In contrast, Spider-Man refuses to take on a sidekick, especially one so young. The fact that he had a previous working relationship with Spider-Boy in an erased timeline doesn’t matter to him. He doesn’t want to burden a kid with the added responsibilities of being a superhero, an ideal he’s had trouble upholding at times. This separates Marvel’s Spider-Man from DC’s Batman by a mile. Bruce Wayne adopts sidekicks in almost every timeline where he survives. Even after Jason’s death, Bruce trained Tim Drake, Stephanie Brown, Cassandra Cain, and Duke Thomas, all underage kids forced into vigilantism by fate. The fact that Peter Parker wants to keep Bailey from suffering this way obviously gives him the high moral ground but it’s complicated by the fact that Spider-Boy is still alone in a violent, metahuman world.

RELATED: Spider-Man Comics Need To Start Distancing Themselves From Multiverse/Spider-Verse Events

Kid Sidekicks Are Hugely Polarizing

The emergence of kid sidekicks in comic books during World War II was not a coincidence. However, with child soldiers suffering in war zones around the globe today, it’s hard to shake off the obvious horrors associated with using children in a fight against dangerous supervillains. Most young superheroes in comic books use their powers to protect the community of their own volition. However, sidekicks who idolize veteran heroes and their way of life need a better way to find their path in life than reproducing their role models’ mistakes.

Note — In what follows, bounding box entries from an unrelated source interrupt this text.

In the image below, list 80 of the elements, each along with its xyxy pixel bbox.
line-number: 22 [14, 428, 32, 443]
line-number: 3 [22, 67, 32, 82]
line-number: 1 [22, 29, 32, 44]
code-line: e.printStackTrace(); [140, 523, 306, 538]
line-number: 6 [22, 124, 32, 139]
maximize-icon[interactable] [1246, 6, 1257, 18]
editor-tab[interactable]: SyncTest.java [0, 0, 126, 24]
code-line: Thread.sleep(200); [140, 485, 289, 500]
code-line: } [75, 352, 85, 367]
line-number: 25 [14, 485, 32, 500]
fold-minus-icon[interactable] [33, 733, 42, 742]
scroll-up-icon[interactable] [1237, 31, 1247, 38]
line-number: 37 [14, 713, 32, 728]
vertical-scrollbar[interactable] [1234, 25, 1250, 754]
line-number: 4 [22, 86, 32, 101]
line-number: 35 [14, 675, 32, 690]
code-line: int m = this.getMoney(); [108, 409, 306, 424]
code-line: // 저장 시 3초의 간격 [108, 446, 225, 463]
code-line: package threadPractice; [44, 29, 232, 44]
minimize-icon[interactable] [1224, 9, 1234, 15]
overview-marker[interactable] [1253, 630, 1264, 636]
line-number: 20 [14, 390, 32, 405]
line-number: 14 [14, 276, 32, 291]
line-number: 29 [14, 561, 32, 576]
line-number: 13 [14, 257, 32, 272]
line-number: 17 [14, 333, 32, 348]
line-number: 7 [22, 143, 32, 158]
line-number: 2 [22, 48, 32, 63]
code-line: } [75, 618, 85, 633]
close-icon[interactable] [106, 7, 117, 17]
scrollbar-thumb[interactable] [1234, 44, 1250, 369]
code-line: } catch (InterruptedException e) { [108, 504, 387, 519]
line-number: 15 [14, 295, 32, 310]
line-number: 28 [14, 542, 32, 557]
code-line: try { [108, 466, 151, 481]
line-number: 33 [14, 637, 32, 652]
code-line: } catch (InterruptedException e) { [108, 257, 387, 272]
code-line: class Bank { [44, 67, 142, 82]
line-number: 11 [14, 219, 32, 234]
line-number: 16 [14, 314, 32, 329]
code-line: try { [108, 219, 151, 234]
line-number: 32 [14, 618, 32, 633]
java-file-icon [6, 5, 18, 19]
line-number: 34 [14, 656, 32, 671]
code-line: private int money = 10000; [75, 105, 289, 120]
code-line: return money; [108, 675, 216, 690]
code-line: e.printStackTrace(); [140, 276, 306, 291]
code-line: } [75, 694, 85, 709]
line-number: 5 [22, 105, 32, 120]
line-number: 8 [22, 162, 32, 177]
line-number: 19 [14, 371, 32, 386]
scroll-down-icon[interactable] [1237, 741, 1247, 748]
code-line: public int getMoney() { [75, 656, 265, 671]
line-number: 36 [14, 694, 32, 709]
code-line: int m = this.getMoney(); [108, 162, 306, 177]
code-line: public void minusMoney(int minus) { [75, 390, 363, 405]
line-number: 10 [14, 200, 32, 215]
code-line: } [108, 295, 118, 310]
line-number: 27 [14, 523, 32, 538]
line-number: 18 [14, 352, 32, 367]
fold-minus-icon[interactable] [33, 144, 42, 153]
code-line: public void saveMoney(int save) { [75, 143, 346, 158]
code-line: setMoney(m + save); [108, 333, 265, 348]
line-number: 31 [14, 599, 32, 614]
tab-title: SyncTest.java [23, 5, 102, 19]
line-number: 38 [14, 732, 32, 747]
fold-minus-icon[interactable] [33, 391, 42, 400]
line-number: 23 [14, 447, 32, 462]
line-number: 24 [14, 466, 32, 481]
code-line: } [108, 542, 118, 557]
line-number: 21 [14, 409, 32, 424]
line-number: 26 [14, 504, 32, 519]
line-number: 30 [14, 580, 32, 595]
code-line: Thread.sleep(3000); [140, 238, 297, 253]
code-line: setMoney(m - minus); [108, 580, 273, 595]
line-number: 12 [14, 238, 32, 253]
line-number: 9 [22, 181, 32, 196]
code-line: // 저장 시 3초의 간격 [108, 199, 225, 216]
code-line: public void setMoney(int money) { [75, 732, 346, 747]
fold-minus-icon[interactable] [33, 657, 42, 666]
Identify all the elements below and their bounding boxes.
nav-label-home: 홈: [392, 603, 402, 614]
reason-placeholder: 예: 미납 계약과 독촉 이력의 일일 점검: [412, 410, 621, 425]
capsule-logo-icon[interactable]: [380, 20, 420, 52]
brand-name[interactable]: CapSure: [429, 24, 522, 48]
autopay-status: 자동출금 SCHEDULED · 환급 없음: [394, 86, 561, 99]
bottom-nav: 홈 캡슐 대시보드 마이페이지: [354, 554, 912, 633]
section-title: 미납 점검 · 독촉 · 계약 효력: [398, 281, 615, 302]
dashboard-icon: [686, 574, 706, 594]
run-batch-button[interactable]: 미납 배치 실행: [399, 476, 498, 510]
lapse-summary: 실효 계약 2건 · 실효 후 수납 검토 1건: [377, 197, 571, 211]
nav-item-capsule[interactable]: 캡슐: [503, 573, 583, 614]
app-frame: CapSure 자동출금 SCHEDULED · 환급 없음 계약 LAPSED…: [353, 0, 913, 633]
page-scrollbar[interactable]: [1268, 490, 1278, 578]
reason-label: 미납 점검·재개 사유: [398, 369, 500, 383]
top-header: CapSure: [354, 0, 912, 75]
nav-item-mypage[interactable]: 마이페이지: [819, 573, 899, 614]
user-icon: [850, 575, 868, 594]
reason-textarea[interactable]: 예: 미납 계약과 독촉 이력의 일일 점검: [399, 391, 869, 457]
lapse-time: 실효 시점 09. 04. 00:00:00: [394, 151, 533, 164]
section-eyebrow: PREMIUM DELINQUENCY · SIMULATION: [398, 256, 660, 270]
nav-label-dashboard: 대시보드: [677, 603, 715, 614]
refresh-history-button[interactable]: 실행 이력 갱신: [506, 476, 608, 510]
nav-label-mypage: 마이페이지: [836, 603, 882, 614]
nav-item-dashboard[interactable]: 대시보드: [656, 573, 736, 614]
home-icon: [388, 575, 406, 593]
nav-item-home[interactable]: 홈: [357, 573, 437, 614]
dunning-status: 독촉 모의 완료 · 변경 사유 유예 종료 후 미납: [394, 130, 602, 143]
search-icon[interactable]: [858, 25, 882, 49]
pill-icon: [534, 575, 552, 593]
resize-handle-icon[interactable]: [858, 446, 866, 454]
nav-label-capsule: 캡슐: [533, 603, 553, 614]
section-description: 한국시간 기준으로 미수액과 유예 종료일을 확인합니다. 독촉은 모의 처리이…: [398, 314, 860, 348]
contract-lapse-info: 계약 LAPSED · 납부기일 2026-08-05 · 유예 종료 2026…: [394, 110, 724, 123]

It is not like Spider-Man never had a sidekick in his life. When a high schooler named Andrew Maguire (an intentional reference to past live-action Spider-Man actors) received cosmic energy powers in a freak accident, Spider-Man decided to train him as a superhero named Alpha. But Andrew was too much of a hothead for Peter’s liking, and they parted ways. Since then, Peter has stuck to his solitary lifestyle, assisting younger heroes in their missions in the odd crossovers but never adopting them, metaphorically or otherwise. However, Spider-Boy seems determined to challenge Spider-Man’s resolve on this point and Peter will have to handle this deftly to avoid harming the child psychologically while he’s trying to protect him physically.